On my questioning of my business manager on unpaid work she used to say “Don’t do it Hugo.” What a cop out comment from her. What help was that to running a centre and being responsible to your team’s efforts. We only had two hours of non-contact time a week to cope with every admin thing. We are accountable in so many ways to so many groups: parent, children, centre management, regional management and ERO.

For us 2 hours a week of non-contact time with so much to get done is such a short time. Having 2 hours a week “non contact” is a big saving on employing staff but does nothing towards achieving expectations of supporting learning, organizing activities or making games. The paper work was not able to be done either. Often overzealous expectation make for work pressure. When expectations are not being meet it’s all too common in ECE for staff to feel they are failing, but they are not as the problem is just over the top workloads.

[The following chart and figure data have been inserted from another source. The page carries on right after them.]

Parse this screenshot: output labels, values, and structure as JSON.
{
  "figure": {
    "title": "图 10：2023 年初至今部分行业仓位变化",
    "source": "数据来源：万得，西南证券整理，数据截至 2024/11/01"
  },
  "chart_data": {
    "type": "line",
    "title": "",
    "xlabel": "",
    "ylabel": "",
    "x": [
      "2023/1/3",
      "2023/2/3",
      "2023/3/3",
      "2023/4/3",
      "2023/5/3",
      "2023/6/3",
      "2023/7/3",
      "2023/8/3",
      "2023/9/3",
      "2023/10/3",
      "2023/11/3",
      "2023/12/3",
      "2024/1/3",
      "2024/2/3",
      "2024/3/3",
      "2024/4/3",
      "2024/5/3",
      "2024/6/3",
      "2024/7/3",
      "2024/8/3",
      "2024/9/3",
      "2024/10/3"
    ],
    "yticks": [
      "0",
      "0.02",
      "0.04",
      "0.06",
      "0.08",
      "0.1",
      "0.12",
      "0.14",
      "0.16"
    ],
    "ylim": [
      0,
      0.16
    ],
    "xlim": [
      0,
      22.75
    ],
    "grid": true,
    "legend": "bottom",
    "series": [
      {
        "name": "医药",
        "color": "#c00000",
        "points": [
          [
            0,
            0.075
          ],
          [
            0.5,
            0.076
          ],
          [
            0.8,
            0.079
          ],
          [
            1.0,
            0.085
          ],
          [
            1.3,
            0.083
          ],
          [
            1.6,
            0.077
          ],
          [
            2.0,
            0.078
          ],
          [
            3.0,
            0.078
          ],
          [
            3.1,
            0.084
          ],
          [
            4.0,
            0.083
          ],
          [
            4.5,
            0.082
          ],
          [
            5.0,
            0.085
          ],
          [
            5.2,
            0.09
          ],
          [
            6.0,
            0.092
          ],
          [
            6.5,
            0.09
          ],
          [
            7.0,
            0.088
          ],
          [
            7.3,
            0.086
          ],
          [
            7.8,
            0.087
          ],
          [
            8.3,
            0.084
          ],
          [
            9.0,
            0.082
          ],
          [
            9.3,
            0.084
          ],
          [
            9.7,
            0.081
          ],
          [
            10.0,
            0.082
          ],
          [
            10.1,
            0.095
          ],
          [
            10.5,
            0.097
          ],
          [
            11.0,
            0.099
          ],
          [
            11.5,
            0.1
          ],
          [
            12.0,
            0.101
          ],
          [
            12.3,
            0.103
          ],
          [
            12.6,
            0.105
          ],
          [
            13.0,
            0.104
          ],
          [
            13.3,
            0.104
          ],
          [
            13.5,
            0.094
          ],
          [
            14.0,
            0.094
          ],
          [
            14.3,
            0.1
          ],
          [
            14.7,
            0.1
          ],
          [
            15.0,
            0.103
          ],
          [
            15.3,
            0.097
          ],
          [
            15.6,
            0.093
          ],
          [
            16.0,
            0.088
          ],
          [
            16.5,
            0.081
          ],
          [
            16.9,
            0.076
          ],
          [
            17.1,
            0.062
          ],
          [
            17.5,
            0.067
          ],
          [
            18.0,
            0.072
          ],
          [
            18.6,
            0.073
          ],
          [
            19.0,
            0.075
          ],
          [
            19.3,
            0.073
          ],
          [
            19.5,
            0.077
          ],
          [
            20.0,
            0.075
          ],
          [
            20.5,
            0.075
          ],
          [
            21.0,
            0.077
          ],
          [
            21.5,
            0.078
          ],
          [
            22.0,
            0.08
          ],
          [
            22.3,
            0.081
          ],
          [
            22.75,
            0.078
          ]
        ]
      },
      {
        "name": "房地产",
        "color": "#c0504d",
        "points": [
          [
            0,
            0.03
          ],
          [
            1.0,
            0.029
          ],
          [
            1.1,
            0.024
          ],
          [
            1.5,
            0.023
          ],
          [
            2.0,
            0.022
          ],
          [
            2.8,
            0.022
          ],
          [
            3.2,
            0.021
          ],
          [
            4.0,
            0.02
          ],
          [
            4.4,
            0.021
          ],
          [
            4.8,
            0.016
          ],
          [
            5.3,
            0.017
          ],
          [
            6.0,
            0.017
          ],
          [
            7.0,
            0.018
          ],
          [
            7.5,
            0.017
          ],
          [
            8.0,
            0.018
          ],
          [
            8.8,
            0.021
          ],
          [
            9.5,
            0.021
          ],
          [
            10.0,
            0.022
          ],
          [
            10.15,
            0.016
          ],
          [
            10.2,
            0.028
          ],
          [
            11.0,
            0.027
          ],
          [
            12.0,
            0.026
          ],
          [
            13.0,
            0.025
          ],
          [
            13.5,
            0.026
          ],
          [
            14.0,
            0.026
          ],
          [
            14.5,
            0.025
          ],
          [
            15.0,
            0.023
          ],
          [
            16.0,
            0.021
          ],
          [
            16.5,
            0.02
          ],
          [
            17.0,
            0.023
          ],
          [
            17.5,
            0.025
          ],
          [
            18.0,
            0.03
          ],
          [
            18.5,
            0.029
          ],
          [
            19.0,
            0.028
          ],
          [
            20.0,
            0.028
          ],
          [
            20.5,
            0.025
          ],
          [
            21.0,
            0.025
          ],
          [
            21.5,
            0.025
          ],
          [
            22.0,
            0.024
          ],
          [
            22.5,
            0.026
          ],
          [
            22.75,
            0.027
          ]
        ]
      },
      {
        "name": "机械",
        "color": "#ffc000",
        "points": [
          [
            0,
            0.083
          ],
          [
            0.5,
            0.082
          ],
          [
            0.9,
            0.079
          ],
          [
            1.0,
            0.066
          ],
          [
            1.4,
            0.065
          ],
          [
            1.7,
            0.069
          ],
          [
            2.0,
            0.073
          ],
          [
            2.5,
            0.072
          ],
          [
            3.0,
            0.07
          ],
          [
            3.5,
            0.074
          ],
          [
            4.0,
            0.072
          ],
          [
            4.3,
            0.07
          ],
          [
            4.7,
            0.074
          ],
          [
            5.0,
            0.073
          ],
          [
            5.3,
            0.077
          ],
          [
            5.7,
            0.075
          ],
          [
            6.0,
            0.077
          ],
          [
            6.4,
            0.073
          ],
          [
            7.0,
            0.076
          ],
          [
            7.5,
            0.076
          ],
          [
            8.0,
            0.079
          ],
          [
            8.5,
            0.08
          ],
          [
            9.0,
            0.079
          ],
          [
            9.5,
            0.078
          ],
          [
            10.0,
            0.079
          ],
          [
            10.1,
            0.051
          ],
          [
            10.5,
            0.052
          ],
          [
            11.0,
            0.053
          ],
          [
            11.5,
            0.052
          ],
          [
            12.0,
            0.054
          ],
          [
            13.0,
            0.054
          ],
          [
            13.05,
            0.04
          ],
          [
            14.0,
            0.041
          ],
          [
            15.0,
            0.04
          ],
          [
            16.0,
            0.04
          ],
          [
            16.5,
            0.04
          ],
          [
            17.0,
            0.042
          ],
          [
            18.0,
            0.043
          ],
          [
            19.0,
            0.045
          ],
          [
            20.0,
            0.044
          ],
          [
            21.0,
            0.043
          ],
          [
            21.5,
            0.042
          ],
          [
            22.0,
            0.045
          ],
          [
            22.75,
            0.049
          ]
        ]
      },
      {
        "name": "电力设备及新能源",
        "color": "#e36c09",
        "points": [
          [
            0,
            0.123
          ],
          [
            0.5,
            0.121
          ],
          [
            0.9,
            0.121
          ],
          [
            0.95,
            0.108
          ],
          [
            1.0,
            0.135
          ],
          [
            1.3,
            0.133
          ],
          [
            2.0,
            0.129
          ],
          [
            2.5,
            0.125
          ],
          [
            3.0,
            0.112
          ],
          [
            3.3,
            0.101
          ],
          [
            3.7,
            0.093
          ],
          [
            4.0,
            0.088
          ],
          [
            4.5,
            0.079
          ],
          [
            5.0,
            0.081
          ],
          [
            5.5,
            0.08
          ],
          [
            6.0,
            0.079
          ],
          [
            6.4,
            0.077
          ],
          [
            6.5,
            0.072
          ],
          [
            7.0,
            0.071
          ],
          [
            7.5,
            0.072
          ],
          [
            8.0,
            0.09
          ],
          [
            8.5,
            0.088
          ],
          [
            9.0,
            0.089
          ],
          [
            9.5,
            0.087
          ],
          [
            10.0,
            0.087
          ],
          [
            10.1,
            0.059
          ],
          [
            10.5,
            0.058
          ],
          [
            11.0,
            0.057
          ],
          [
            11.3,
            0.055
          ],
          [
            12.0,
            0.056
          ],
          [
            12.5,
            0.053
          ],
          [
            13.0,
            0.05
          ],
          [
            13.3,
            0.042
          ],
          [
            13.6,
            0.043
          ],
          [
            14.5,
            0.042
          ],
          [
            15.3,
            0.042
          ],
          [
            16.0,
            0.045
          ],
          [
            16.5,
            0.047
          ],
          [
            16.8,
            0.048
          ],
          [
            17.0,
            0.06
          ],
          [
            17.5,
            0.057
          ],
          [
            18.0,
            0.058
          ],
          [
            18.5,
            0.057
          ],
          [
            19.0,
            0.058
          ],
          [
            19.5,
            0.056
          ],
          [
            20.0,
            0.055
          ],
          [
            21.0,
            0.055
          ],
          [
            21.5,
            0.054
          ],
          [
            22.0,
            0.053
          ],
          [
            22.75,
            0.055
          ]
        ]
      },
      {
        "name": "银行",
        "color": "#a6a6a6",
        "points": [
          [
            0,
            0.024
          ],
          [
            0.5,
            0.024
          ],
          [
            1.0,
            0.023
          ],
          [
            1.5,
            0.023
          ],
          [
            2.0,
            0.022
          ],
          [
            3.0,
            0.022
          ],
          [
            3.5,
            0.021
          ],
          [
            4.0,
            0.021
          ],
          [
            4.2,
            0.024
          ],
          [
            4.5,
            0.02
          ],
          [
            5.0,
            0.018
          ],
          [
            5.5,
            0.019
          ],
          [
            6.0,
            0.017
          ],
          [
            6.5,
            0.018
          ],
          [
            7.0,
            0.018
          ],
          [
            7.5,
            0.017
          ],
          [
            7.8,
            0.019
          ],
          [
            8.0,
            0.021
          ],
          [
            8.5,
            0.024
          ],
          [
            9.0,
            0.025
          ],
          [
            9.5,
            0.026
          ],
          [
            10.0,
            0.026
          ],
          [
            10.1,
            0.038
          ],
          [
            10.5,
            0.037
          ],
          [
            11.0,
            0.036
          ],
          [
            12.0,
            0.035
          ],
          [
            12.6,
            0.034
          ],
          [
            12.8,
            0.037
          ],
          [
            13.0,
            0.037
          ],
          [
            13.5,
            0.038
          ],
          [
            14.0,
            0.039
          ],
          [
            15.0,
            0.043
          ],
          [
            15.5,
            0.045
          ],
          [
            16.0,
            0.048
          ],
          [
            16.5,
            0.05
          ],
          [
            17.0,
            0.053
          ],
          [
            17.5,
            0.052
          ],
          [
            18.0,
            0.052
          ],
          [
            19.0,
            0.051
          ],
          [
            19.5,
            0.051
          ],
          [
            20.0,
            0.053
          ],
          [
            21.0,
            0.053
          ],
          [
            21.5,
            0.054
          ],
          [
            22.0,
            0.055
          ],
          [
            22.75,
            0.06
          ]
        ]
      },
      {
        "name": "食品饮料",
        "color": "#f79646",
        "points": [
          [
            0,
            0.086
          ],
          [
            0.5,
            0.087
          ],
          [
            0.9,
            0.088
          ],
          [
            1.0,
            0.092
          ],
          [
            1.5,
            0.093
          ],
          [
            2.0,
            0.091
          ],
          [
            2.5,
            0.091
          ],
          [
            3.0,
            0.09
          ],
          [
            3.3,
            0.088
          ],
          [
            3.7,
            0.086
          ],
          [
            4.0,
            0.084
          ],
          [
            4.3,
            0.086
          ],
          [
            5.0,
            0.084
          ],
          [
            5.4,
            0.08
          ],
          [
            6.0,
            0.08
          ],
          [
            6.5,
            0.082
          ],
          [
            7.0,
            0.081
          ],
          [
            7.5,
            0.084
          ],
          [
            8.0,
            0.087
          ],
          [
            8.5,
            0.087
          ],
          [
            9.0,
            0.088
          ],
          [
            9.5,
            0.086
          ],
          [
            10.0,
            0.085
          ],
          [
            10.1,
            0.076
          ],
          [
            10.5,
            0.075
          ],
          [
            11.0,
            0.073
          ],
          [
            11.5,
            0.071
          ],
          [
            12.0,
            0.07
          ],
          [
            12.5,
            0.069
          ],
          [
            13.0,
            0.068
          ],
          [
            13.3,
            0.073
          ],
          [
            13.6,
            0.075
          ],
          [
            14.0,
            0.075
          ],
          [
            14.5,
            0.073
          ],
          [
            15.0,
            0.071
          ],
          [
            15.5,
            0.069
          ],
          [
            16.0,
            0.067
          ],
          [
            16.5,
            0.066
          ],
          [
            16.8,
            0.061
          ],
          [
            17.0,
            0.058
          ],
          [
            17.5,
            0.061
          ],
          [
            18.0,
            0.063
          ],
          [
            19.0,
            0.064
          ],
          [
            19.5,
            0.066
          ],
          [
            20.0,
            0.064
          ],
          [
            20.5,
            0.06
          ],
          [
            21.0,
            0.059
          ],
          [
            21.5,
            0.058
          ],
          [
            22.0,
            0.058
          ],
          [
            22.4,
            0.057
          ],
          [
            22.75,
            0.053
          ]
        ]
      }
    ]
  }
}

Take note make your voice heard politically. In unity even if you are on an individual contract
ECE teachers need to have a strong voice and that can’t be provided by the union NZEI unless all ECE teachers join the union, but of course many can’t afford union fees. Get even a part union membership as a reliever at $2.50 per fortnight will give you a voice.

With Sarah Alexander supporting us, after this meeting we should continue to meet as a ECE teachers forum that includes community and private sector so all ECE teachers are part of one voice. ECE teachers need to stand in unity.  We are all paid by the state so should all be in the state sector.

So much to deal with:

  • Work loads.
  • Dirt money.
  • Call backs. Finish at 4pm 5:30 and expected back at 6 for a staff meeting.
  • Lack of Sleep rooms
  • Democracy: The companies that don’t want staff or parent interference in the politics of education as they think it is the boss’s role.
  • Child advocacy: Group numbers and ratios.

Owners don’t stir enough about teachers pay when dealing with Government and the MoE
The trouble is owners are held over a barrel by having to dipping in to state coffers without the compulsory education label. Labour does not like partnership schools yet has to deal with ECE in that same partnership context. National did not fund ECE like they did Partnership Schools. Labour wants to gets rid of these schools but we the oldest partners are still here. Give us the same sort of funding partner schools were getting. Everything paid for.